论文标题
生存模式的变化:使用深度学习的非管理数据集成
Survive the Schema Changes: Integration of Unmanaged Data Using Deep Learning
论文作者
论文摘要
数据是AI时代的国王。但是,数据集成通常是一项艰巨的任务,很难自动化。模式变化是自动化端到端数据集成过程的重要障碍。尽管存在诸如查询发现和架构修改语言之类的机制来解决问题,但这些方法只能与数据库保持架构维护的假设合作。但是,我们观察到异质数据和开放数据的多样化模式变化,其中大多数没有架构定义。在这项工作中,我们建议使用深度学习来自动处理模式变化,并自动注入训练数据的扰动,以使模型可靠地对模式变化。

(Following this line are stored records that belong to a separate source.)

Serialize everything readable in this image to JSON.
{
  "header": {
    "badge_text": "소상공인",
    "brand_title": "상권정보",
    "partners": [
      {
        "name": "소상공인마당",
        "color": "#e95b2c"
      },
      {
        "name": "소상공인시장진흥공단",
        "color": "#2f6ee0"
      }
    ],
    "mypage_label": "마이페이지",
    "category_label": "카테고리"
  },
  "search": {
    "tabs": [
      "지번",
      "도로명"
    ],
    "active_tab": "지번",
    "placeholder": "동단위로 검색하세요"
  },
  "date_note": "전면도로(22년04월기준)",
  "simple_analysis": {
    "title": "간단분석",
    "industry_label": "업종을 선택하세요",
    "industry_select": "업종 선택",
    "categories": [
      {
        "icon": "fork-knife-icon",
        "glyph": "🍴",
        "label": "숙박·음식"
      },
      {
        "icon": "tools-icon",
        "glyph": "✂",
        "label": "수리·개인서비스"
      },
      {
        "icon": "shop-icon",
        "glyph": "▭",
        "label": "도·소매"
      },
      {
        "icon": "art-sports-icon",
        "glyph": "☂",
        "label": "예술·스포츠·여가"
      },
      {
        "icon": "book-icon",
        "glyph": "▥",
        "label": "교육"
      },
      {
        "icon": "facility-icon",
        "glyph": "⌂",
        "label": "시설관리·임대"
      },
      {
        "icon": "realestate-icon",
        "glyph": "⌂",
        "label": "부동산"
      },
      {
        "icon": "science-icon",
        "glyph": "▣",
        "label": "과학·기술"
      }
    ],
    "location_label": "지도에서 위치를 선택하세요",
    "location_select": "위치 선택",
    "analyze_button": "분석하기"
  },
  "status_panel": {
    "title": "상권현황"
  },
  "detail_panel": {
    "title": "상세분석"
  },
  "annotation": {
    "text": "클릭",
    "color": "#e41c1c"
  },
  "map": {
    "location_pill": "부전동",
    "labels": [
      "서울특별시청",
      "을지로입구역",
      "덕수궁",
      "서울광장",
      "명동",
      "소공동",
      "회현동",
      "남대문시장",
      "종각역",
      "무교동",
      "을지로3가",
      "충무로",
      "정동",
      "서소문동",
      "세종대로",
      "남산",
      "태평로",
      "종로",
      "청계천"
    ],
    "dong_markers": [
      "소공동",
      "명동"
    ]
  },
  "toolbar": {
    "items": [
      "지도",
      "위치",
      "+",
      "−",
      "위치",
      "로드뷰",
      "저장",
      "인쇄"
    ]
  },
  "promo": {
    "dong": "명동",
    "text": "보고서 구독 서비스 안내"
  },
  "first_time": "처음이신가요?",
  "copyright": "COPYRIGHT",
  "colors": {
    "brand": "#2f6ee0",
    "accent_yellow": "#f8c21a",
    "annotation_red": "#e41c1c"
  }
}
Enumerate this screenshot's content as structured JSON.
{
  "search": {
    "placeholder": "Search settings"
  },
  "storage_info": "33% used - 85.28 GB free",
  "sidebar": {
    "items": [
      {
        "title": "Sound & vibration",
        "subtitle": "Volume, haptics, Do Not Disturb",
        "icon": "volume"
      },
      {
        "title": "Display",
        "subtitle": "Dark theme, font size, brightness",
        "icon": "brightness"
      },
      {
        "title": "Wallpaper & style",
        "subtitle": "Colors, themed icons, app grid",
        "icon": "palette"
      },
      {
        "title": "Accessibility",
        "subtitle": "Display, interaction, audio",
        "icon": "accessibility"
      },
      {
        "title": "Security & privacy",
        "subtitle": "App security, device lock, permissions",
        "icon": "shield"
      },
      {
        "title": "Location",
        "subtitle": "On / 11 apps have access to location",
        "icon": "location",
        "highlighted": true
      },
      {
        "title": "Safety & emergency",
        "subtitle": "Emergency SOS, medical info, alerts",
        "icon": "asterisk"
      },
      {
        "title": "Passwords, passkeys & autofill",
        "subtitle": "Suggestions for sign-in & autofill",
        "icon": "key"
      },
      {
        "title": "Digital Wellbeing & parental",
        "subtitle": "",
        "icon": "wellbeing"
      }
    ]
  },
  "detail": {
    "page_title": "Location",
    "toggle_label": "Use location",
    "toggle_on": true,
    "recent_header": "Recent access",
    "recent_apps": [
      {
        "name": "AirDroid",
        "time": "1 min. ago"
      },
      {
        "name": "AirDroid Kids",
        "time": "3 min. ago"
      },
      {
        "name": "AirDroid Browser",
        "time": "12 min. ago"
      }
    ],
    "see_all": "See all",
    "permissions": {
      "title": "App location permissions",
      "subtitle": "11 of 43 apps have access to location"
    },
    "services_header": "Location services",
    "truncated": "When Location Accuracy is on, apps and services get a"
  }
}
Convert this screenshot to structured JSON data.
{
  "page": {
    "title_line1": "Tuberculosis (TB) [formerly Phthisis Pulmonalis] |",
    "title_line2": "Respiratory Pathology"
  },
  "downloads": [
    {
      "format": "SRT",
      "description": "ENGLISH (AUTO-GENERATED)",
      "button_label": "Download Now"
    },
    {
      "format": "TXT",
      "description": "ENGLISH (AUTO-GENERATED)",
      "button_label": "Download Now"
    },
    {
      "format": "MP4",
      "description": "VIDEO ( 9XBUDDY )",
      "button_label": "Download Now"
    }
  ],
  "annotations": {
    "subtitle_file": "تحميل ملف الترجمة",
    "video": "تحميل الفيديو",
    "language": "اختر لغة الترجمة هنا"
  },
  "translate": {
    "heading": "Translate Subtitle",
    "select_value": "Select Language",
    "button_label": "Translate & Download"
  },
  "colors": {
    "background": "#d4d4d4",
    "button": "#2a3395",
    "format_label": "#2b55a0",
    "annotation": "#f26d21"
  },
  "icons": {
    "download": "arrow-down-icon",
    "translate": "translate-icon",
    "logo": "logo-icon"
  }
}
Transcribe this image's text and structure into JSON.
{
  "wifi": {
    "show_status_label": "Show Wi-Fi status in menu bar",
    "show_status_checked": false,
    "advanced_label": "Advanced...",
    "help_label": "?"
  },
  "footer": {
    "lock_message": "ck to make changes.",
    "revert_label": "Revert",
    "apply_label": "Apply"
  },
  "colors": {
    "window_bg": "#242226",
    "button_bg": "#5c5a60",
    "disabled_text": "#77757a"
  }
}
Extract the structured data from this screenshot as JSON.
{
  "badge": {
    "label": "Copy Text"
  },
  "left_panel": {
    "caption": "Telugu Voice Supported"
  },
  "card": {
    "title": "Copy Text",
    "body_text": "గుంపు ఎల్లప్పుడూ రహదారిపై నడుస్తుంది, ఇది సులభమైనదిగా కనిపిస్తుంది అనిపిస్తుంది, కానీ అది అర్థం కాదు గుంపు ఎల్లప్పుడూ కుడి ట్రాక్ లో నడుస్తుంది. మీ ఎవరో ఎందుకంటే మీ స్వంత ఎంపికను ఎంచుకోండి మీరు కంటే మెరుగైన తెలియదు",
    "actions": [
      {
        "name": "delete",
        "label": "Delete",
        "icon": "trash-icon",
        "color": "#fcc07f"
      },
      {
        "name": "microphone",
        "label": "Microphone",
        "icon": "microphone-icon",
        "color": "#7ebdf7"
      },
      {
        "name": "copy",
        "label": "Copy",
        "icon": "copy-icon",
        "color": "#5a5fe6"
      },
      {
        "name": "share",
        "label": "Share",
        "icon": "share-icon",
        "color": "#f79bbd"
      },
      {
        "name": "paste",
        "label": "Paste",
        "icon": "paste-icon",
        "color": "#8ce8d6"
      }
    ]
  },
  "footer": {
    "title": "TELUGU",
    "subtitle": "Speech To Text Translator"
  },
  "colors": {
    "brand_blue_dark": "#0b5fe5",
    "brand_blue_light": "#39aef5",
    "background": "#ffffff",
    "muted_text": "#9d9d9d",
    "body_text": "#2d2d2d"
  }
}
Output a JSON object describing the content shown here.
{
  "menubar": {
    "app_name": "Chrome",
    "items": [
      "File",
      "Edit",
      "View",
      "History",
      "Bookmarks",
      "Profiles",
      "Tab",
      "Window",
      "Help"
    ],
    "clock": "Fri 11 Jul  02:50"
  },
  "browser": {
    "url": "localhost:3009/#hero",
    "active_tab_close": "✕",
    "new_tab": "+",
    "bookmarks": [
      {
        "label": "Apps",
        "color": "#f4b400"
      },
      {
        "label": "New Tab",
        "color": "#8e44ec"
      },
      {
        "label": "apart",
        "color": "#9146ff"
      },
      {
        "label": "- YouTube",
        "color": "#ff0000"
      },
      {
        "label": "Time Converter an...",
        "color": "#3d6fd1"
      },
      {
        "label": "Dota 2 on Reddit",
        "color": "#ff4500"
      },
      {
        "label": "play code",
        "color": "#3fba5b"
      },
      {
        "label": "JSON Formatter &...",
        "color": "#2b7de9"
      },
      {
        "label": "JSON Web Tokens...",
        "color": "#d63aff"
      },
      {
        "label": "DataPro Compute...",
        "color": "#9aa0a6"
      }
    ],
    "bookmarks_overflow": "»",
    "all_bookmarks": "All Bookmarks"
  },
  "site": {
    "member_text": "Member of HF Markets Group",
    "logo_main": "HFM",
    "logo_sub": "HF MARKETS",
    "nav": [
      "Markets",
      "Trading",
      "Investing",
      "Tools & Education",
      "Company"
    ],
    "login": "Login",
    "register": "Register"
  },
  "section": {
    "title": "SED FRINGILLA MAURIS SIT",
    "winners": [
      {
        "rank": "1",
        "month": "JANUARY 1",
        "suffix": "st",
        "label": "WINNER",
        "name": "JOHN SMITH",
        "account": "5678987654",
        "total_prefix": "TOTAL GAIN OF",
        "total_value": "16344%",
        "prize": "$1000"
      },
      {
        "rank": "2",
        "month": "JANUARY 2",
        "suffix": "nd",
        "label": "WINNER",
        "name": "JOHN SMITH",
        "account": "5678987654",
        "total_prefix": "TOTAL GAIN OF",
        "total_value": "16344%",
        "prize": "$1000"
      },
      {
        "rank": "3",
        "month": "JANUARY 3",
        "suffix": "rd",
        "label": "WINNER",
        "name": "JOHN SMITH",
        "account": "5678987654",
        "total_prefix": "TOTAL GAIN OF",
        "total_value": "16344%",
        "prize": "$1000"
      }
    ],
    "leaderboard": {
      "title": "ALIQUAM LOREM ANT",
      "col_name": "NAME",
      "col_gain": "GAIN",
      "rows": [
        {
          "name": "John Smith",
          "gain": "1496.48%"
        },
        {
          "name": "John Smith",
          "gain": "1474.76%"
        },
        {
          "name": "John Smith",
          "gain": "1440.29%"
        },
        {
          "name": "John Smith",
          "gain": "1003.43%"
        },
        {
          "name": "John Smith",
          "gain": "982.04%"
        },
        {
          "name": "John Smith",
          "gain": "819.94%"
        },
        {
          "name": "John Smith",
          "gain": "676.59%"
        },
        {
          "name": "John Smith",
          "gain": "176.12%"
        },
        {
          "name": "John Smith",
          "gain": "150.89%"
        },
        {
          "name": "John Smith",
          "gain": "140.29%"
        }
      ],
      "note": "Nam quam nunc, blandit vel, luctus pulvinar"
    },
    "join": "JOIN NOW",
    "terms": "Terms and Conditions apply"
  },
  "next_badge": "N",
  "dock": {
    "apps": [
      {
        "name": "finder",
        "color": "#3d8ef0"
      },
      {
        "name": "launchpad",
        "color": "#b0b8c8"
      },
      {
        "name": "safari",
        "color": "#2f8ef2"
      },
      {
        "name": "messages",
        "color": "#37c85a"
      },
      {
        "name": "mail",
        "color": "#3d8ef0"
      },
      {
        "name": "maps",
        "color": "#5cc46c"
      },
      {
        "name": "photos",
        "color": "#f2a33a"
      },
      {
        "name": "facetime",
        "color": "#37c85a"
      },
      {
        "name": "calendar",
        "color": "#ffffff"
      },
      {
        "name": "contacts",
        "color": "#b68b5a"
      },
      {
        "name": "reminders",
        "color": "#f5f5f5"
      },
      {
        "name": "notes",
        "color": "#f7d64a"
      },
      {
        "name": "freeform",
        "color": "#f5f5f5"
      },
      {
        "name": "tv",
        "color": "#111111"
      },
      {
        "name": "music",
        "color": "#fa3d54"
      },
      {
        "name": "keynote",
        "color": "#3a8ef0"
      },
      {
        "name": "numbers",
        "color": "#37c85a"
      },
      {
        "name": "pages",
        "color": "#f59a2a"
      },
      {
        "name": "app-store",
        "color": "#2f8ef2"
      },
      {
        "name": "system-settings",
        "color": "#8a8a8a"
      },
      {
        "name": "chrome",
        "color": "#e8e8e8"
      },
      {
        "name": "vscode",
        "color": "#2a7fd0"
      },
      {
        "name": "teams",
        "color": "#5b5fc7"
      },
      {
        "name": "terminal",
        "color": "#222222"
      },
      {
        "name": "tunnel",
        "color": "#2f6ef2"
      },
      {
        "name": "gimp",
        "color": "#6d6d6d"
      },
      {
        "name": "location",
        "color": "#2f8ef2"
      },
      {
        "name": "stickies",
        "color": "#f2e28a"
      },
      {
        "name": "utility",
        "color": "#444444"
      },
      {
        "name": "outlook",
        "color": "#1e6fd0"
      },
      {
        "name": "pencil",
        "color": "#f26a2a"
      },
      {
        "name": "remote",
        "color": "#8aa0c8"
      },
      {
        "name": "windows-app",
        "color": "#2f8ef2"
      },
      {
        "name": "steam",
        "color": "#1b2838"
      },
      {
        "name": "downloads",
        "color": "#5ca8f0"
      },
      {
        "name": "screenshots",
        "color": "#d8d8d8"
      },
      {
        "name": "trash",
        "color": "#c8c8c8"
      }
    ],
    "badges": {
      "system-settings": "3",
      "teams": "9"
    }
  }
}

我们的实验结果表明,我们提出的方法对两个现实世界数据集成方案有效:冠状病毒数据集成和机器日志集成。
Data is the king in the age of AI. However data integration is often a laborious task that is hard to automate. Schema change is one significant obstacle to the automation of the end-to-end data integration process. Although there exist mechanisms such as query discovery and schema modification language to handle the problem, these approaches can only work with the assumption that the schema is maintained by a database. However, we observe diversified schema changes in heterogeneous data and open data, most of which has no schema defined. In this work, we propose to use deep learning to automatically deal with schema changes through a super cell representation and automatic injection of perturbations to the training data to make the model robust to schema changes. Our experimental results demonstrate that our proposed approach is effective for two real-world data integration scenarios: coronavirus data integration, and machine log integration.